I'm afraid this is NOT the way real economies work.
Real economies are based on trillions of (small or big) decisions by individual consumers and producers (including entrepreneurs) who are constantly scanning the horizon for relevant information to inform their decisions.
These decisions are always based on LOCAL knowledge of individual circumstances.
The lunatic actions of the Keynesians in "stimulating" the economy or other such mad endeavours merely signal that there is something really wrong! These "stimulii" don't send people into a spending spree simply because PEOPLE ARE NOT AS STUPID AS THESE "ECONOMISTS" think they are.
Such actions make people save even more since consumers sense that something is seriously wrong and they better save for their future. Investors are badly scared by such actions as well because stimulii CLEARLY represent future tax increases which will hurt demand for products just at the time when these products come into the market.
Everyone who is sensible (which naturally excludes the Keynesians) starts thinking of the government as Alice might have thought of the Mad Hatter – totally berserk.
Instead of being seen as a neutral umpire who systematically enforces justice, the government is now seen as a bunch of incompetents attempting to manage something they don't control! It is a scene straight out of any early 20th century lunatic asylum.
The day these fools will stop "fine-tuning" the economy and allow the DISCIPLINE of the market to take its course, that day the people will once again regain their confidence. That day investors will once again start investing.
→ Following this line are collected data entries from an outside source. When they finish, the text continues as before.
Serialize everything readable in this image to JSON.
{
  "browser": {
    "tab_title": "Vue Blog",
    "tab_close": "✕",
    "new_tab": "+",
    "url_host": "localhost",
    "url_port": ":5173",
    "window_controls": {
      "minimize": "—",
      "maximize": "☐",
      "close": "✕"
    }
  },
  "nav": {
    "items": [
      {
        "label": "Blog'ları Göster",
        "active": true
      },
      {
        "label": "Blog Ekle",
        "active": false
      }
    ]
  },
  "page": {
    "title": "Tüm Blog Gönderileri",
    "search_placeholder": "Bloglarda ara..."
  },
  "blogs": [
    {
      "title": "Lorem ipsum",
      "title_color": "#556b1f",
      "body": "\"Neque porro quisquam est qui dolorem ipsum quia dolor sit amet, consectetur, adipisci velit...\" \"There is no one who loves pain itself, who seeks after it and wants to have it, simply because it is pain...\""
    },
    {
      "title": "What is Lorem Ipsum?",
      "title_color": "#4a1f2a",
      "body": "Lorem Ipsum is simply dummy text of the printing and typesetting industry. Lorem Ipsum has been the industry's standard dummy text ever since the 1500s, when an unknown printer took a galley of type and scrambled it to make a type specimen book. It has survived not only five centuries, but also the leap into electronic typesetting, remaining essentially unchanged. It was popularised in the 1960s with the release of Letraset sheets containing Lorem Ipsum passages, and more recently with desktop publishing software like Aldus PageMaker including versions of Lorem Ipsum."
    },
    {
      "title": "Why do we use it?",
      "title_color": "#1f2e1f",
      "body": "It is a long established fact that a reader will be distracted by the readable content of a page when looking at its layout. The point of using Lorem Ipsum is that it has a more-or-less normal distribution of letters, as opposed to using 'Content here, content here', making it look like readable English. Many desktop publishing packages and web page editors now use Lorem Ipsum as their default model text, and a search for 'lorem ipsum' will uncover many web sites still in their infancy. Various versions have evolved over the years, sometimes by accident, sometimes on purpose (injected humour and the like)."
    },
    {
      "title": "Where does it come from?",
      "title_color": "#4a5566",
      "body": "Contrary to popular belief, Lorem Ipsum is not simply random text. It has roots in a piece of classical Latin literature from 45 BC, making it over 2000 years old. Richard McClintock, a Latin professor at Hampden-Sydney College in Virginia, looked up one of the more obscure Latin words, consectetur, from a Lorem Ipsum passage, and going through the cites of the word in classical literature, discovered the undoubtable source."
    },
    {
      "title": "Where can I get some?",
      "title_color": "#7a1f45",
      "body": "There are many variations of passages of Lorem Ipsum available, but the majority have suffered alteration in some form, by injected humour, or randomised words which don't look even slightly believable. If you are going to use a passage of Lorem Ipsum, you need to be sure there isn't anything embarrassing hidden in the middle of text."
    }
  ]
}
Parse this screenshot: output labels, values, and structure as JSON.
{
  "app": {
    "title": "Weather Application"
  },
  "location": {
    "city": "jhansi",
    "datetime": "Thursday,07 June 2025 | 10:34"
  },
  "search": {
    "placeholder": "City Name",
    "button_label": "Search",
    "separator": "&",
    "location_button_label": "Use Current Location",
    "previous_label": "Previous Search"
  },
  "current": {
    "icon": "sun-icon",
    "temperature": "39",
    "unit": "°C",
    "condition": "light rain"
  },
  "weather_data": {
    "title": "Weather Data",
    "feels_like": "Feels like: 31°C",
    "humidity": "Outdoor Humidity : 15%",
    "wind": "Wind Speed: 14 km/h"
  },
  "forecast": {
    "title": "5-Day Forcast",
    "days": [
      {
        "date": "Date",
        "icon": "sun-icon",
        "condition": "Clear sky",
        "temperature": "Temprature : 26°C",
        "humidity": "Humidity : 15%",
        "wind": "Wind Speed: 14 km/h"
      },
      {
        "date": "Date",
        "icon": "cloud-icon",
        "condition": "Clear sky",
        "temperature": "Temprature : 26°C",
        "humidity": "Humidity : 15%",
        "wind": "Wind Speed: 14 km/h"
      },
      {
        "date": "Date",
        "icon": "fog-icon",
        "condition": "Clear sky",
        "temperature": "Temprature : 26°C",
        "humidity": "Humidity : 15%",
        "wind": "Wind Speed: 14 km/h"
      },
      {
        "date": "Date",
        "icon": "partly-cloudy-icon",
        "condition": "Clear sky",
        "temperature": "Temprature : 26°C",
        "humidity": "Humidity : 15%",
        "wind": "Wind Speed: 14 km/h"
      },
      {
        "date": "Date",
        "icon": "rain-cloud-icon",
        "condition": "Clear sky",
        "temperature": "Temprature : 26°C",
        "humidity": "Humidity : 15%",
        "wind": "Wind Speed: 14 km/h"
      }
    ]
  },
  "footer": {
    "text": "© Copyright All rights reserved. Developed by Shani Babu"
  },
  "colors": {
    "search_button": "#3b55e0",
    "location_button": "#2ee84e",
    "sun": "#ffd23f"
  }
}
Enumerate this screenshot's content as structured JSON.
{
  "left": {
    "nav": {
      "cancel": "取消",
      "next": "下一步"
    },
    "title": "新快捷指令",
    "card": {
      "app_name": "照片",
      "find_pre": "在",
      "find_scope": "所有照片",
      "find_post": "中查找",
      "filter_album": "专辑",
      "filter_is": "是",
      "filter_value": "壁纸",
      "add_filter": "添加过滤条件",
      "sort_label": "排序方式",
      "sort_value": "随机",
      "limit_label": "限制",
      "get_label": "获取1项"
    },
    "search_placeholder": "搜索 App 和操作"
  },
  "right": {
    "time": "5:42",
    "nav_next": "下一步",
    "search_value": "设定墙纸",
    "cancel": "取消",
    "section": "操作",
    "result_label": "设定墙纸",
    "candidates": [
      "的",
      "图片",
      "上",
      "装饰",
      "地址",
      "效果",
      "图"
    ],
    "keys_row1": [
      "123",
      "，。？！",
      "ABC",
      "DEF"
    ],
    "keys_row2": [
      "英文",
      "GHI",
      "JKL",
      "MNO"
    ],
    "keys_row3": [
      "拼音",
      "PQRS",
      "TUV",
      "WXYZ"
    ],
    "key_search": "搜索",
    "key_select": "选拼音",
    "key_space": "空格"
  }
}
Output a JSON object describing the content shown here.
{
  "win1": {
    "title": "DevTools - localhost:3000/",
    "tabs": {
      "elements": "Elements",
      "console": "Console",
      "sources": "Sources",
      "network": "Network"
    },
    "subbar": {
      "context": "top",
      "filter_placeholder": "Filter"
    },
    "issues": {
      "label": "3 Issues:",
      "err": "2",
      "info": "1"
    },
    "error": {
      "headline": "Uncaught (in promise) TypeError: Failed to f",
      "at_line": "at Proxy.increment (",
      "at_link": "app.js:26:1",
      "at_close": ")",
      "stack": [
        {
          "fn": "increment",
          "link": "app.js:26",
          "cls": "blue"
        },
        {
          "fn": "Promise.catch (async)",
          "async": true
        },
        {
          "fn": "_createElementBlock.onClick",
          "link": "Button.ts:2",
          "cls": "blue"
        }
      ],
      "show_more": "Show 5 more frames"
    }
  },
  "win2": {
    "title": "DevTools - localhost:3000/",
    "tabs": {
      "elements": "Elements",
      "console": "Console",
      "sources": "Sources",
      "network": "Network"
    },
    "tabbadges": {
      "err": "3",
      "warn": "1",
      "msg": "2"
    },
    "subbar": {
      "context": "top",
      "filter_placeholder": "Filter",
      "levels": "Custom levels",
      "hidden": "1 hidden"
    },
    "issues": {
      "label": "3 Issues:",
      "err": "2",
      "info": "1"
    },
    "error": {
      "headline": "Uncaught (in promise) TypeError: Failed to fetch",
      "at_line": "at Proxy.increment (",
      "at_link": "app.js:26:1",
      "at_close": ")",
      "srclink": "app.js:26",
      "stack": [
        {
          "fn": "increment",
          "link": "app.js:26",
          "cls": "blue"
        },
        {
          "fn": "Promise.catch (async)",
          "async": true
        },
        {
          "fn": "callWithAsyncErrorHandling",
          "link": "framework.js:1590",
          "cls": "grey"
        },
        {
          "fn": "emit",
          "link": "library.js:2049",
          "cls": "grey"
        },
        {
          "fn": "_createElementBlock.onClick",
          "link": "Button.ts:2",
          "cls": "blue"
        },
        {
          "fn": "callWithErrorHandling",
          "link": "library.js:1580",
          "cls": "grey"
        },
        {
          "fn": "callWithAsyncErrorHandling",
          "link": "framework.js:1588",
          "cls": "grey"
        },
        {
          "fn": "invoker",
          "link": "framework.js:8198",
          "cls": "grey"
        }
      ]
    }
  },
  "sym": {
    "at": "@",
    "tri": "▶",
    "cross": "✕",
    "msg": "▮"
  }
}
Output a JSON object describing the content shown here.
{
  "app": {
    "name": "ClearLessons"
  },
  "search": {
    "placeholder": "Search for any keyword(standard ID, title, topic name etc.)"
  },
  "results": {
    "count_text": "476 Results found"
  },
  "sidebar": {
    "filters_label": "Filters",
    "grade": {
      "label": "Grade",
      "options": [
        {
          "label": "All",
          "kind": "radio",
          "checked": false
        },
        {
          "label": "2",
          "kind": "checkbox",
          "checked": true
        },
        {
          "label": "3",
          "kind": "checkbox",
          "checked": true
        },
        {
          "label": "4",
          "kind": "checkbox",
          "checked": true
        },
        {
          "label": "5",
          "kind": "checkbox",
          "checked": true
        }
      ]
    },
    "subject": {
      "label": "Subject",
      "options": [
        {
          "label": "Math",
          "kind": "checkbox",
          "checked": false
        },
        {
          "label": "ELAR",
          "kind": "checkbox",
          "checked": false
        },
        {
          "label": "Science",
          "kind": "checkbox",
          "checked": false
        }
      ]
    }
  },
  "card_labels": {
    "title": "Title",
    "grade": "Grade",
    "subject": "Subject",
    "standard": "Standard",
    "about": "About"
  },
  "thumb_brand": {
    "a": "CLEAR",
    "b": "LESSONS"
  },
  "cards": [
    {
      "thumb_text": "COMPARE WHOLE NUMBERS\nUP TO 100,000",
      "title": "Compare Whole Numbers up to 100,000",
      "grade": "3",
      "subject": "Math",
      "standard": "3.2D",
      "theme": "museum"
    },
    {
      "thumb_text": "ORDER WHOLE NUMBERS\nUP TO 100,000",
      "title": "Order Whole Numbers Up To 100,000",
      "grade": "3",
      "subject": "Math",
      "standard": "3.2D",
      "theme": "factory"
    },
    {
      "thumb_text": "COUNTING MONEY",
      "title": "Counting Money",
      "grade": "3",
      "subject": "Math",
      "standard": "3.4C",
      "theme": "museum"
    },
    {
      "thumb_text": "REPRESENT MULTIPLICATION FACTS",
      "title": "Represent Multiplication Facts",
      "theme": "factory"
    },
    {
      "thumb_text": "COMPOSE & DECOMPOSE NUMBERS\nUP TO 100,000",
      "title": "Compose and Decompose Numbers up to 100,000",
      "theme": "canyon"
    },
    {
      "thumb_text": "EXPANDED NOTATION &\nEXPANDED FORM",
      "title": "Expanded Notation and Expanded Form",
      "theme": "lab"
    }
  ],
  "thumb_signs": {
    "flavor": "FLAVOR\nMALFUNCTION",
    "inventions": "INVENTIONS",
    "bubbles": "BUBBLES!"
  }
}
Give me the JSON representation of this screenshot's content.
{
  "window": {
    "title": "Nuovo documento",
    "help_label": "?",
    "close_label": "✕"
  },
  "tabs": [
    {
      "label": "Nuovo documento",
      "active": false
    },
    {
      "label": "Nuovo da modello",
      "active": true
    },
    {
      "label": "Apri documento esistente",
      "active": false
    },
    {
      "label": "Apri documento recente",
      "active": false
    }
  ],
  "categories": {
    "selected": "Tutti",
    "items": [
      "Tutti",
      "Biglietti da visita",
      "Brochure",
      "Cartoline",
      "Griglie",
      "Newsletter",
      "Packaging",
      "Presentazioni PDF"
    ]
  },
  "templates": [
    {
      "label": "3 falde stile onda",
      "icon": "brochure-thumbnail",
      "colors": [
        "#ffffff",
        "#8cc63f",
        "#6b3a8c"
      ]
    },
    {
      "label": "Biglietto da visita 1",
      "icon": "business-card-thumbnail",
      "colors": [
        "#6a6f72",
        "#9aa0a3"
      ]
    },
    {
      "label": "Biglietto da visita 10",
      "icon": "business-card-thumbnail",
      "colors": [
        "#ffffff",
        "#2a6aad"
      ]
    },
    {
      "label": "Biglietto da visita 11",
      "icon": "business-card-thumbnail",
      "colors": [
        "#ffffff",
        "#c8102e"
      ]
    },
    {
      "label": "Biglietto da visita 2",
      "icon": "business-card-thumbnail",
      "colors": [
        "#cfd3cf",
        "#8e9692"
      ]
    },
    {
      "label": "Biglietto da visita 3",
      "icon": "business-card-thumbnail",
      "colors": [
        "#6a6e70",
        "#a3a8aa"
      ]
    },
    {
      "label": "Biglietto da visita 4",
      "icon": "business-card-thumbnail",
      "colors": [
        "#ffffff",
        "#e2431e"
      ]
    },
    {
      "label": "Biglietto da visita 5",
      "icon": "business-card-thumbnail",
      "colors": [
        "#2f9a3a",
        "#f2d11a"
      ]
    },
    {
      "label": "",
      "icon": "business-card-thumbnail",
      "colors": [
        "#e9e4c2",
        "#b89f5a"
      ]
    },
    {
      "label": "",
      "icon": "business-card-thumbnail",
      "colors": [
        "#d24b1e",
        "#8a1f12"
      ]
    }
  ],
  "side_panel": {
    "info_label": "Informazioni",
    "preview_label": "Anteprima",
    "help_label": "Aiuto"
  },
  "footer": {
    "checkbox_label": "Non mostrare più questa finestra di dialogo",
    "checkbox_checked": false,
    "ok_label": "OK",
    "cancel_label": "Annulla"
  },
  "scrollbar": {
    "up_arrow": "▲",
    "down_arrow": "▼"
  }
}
It is IMPORTANT for consumers (and investors) to see MANY and even huge (well deserved) bankruptcies. It is important that the fat (subsidy) injected into the system by Ben Bernanke and his fellow Keynesians be cleansed.
The subsidisation of the incompetent is choking the arteries of the West.
The medicine was always only one – a free but just market. The market became unjust when those who made bad decisions could fly in their private airplanes to Washington and get bailed out.
They SHOULD have been allowed to go under in 2008 (or earlier). Had that happened, by how the system would have been cleansed and refreshed. It is not too late even now for this harsh remedy.
The longer the West delays necessary action (and discipline) and continues this talk about subsidising zombies, the greater the risk to the entire economic system of the world.